The battle hinges on what, from a distance, might seem straightforward. Were homes and businesses in Katrina’s path battered by the hurricane’s 145 mph winds or a storm surge that sent Gulf waters up to 30 feet high rushing more than a mile inland, well beyond designated flood zones?--->>


http://www.cantonrep.com/index.php?Category=5&ID=243554&r=1
 
Honestly, anyone in the metro New Orleans should perceive of flood insurance and the mortgage companies would be remiss in not requiring this.
 
concernedperson said:
In Georgia you are required to have flood insurance if you are in a flood plane.(assuming you are getting a mortgage) But apparently this is not the case in other areas. I would think it prudent to require this in the gulf states.I had it when I lived in Sarasota, Fl.

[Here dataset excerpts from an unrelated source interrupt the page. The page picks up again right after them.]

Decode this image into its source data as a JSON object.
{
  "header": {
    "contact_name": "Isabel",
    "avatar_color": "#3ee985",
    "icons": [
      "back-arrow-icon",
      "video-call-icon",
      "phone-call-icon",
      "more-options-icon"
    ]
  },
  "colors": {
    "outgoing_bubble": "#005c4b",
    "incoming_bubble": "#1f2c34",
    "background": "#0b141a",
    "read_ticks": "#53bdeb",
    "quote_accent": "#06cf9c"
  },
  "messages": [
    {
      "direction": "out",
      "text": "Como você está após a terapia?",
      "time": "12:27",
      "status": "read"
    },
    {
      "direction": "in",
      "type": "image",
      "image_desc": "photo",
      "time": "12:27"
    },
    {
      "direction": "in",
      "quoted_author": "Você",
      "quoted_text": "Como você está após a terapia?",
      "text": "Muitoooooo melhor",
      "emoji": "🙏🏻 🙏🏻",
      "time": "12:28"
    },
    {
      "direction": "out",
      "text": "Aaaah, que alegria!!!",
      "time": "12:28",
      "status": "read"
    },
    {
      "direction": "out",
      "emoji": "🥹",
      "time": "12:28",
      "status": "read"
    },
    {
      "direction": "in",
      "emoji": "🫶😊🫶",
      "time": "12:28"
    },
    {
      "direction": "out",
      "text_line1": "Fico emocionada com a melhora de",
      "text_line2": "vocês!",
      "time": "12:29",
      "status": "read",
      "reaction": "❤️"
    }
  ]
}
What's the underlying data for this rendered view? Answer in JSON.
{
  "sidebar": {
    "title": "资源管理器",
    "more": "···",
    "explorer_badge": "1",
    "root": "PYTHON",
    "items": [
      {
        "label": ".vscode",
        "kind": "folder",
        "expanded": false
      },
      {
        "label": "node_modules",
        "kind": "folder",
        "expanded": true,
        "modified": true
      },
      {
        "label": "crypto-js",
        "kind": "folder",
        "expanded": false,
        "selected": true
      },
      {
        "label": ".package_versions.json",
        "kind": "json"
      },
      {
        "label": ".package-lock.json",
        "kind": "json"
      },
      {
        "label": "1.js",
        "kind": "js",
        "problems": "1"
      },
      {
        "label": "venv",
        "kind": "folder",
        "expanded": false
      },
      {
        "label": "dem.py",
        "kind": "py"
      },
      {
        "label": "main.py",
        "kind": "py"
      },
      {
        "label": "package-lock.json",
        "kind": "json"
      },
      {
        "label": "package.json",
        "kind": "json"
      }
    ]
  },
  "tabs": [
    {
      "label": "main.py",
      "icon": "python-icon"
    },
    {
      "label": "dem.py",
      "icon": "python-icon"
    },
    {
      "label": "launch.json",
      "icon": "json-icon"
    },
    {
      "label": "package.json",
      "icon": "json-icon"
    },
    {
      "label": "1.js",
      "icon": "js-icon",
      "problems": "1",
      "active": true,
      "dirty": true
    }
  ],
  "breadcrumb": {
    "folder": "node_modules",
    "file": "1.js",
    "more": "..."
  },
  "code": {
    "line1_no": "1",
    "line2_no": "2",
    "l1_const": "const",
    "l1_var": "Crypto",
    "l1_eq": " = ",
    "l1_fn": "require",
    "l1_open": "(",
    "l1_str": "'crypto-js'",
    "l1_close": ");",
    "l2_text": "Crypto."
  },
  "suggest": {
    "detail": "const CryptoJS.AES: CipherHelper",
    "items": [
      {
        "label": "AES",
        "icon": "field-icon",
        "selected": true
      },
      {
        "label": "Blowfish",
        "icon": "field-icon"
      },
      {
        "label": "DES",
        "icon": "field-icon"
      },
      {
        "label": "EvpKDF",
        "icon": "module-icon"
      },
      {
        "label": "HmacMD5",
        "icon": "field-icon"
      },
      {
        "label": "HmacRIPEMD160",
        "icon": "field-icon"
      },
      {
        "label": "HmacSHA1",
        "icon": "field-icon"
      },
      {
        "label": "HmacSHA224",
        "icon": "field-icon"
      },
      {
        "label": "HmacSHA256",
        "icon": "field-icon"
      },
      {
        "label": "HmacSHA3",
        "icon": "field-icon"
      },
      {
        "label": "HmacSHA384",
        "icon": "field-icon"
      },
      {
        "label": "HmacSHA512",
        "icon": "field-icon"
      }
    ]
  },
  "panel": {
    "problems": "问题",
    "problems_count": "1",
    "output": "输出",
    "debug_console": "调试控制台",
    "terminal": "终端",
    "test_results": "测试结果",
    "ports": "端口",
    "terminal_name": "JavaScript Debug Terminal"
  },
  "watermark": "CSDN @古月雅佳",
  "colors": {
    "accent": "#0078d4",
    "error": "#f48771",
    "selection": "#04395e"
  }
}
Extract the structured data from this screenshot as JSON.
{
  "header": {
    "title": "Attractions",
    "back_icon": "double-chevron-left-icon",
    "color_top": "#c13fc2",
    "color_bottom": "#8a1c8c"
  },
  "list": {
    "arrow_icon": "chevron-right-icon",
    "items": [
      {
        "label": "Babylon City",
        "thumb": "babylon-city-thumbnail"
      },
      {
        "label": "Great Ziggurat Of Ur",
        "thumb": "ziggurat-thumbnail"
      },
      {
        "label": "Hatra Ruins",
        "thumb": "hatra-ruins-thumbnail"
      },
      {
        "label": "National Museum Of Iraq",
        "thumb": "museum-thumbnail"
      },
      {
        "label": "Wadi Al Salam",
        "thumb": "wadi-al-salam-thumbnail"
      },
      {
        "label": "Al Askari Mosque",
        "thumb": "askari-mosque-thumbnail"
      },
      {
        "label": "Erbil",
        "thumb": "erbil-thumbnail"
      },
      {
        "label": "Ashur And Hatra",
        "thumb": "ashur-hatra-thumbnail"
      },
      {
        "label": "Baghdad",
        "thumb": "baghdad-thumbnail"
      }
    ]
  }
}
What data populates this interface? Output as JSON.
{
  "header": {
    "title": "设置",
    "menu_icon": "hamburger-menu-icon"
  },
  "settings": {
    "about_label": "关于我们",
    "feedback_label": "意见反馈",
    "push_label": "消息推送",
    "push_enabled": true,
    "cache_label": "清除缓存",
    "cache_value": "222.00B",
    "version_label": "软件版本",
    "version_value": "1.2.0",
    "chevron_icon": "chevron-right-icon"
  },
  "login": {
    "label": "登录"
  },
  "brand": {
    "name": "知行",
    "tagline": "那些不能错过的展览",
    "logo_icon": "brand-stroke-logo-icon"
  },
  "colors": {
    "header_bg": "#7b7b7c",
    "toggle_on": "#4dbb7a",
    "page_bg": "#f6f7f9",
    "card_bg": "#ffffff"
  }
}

Roughly 25% of all claims paid by the NFIP are for policies in low- to moderate-risk communities.
http://www.floodsmart.gov/floodsmart/pages/statistics.jsp

You don't have to live in a flood prone area to need flood insurance. I live in an area that is referred to as a preferred index.That means that my house should not normally flood. My house will be flooded with this hurricane. It is cheap to carry. Not worth the risk to NOT carry it. I have carried it for 25 years. I have spent 7,500 for it...25 years x 300 a year = 7,500 Sounds like a good deal in light of the fact that I would have nothing left but a mildewed hole if I had not carried it.